Sunday, December 12, 2010

It's been becoming more and more obvious to me that writing, and especially writing science fiction and fantasy, is the best way to open young minds to new ideas, the meaning of life, and to convey the importance of protecting the planet we live on and creating a livable future for all. Speculative fiction, as it's called in the 'biz, gives all people but especially young people, a chance to imagine 'what if' and to explore beyond the boundaries of the known. It is through such exploration that we dream and invent and make something more inspiring of ourselves, and escape beyond the confines of current expression and conventions to realize our own potential. I was thinking about this when I found the following letter, drafted circa 2006. A bit childish, simple, but my sentiments have not changed and neither has the overwhelming message that fiction is what feeds my passion. I have a habit of writing to authors as I finish a book, my mind afire. Maybe only the last sentence is worthwhile, but for context, here is the letter I wrote:

To: Diana Wynne Jones, on the subject of The Merlin Conspiracy, a thoroughly excellent book.
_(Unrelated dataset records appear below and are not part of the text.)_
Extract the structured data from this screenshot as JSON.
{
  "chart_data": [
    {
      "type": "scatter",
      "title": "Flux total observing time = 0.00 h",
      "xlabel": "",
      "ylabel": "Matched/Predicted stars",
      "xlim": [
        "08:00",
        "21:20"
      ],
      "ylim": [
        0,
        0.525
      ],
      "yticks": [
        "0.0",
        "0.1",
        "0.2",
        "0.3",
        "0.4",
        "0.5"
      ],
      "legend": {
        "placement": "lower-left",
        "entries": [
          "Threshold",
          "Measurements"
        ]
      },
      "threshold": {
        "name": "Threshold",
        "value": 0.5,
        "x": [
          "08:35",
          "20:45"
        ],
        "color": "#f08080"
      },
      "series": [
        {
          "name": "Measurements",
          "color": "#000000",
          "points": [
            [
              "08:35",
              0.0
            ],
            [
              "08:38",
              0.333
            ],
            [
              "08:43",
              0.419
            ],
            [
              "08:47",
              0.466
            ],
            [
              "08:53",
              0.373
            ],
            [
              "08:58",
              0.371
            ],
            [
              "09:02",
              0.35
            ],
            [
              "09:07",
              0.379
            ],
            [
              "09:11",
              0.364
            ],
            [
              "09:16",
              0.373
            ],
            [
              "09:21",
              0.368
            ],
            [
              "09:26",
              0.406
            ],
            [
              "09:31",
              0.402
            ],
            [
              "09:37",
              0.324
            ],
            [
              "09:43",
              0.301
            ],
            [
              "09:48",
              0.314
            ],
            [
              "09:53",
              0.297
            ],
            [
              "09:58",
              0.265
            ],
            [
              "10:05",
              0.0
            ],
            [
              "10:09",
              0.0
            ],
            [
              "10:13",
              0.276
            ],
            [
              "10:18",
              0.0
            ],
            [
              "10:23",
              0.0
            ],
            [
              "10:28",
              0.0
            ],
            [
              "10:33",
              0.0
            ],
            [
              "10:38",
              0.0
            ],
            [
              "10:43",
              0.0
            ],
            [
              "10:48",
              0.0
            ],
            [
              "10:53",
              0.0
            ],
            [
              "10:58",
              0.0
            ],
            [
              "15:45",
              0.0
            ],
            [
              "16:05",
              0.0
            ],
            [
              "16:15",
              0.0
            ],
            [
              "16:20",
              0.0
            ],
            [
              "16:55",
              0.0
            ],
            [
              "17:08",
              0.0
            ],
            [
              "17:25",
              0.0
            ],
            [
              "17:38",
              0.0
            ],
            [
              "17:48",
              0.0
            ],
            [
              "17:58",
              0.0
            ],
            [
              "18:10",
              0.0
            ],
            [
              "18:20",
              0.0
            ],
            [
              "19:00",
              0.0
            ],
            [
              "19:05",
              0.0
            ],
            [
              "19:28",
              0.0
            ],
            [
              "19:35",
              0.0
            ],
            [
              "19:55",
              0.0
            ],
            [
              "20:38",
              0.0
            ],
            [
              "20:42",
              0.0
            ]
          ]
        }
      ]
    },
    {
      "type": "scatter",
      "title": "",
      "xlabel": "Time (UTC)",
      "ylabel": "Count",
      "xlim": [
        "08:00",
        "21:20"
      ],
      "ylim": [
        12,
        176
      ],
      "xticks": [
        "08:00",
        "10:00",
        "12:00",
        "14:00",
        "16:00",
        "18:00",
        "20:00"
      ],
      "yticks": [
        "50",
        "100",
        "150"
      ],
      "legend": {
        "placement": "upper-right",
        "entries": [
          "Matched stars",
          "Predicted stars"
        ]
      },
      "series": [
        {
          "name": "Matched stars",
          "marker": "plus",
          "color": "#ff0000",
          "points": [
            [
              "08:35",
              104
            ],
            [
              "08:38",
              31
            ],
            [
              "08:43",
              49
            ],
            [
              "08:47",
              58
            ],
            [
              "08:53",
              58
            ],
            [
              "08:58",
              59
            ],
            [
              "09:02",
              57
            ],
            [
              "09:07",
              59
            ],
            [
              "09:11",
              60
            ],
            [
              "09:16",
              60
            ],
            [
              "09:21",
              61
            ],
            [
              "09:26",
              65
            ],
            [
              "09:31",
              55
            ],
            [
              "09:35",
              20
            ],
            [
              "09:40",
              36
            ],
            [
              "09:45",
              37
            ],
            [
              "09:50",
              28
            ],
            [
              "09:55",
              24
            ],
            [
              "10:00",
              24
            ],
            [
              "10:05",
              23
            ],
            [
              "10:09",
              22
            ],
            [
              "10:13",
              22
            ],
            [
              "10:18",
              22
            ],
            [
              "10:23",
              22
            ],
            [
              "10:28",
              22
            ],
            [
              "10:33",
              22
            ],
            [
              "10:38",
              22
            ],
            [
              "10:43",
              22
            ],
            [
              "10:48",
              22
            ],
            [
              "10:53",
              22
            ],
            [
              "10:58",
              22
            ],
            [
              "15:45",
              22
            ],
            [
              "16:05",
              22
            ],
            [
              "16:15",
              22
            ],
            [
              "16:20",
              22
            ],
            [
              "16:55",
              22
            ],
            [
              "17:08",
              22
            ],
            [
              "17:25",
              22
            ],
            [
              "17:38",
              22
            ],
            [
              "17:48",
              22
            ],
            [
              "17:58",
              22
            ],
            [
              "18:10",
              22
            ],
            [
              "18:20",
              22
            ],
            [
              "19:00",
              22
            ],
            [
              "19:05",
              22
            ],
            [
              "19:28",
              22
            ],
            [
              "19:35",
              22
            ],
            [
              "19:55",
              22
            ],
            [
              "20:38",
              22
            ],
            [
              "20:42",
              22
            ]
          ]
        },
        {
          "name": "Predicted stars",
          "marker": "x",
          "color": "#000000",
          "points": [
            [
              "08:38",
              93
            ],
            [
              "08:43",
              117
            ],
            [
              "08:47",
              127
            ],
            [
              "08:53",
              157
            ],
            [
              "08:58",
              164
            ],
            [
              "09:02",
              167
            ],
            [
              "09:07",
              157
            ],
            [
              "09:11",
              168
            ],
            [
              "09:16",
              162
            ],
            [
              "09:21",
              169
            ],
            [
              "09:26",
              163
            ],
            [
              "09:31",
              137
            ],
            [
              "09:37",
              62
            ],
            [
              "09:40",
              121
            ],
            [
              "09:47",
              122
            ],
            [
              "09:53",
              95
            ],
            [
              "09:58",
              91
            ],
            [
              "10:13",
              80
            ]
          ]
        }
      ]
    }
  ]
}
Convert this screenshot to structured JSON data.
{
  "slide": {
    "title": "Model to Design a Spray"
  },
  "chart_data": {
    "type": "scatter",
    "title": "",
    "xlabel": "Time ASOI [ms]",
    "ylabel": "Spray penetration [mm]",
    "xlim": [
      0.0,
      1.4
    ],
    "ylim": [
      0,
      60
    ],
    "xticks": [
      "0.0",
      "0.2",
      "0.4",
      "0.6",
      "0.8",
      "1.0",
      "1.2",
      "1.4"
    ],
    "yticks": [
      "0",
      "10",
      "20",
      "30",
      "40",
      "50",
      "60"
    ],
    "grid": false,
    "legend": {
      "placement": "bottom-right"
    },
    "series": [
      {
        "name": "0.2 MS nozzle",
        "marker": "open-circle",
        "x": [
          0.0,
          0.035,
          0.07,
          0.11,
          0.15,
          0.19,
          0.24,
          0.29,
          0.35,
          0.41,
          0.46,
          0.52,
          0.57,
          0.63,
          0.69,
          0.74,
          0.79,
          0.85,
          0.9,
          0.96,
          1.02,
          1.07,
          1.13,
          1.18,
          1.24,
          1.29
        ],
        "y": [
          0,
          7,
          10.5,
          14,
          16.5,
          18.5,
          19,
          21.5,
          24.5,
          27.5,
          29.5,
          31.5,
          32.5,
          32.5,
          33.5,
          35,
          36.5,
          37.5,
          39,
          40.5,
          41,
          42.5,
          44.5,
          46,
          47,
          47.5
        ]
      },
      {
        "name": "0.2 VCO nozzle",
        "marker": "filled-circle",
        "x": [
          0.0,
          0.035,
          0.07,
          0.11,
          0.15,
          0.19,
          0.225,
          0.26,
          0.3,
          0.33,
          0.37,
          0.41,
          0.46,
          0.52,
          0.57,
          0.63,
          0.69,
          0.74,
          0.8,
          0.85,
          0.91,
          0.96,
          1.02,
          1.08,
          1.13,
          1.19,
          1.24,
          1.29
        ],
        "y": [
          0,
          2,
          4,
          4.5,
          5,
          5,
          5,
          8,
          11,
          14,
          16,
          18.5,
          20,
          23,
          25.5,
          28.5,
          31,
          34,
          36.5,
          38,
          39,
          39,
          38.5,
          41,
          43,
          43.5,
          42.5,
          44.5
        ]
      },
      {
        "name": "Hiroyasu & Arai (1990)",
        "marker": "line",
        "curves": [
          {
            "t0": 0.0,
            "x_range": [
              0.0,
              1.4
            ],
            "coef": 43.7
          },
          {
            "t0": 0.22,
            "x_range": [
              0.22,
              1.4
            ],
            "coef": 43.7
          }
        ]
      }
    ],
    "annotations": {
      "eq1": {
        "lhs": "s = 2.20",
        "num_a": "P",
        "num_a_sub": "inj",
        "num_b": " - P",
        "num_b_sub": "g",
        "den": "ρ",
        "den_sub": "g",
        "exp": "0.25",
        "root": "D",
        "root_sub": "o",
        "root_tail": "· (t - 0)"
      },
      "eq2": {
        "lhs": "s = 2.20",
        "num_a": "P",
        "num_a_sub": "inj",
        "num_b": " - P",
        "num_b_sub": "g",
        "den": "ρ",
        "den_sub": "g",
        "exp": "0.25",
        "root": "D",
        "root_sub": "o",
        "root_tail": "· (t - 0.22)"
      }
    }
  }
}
This was fabulous. I must say the cover art had me quite skeptical at first. But I opened the book and immediately was plunged into an intricately, vividly entertaining story, that was both amusing and profound. With each page, a new layer was added, the whole piece weaving itself together into a delicate, delicious and exotic tapestry, like the people in the canyon world.
I enjoyed most of all Nick, Romanov, and Maxwell Hyde, the latter two for having real power and enticing complexity, and the former for not having either quality. Nick seemed so genuinely a teenage kid, with absolutely no clue what was going on, but who wanted to do something important. To have a grand adventure sprung upon such a character rings true for me. I feel sometimes that school, homework and worrying about college and test scores are just fillers, things to take up time until one day I'll just take a step sideways and find myself plunging into my real life, which will of course be full of adventure and excitement. There's got to be more to life than existing and consuming, even soaking in knowledge has begun to seem pointless and anticlimactic.
I enjoyed the very British flavor of your story. British lore can't help but have something of chivalry and King Arthur, of Stonehenge. There is a connectedness with the land, history, something archaic, something greater, that you just don't get in America. Your whole country is steeped in history and myth and magic; everyone just breathes it in I think, and the resulting works are refreshing to those surrounded by raw commercialism daily.
Thank you. I'm sure you get fanmail, but I wonder how much genuine appreciation and admiration actually gets through to fantastic authors. Definitely not enough. Thank you for a moment, a point in time, one page, when the world was still, and time held its breath, and the universe fit inside a book, and a book was a wealth of universes.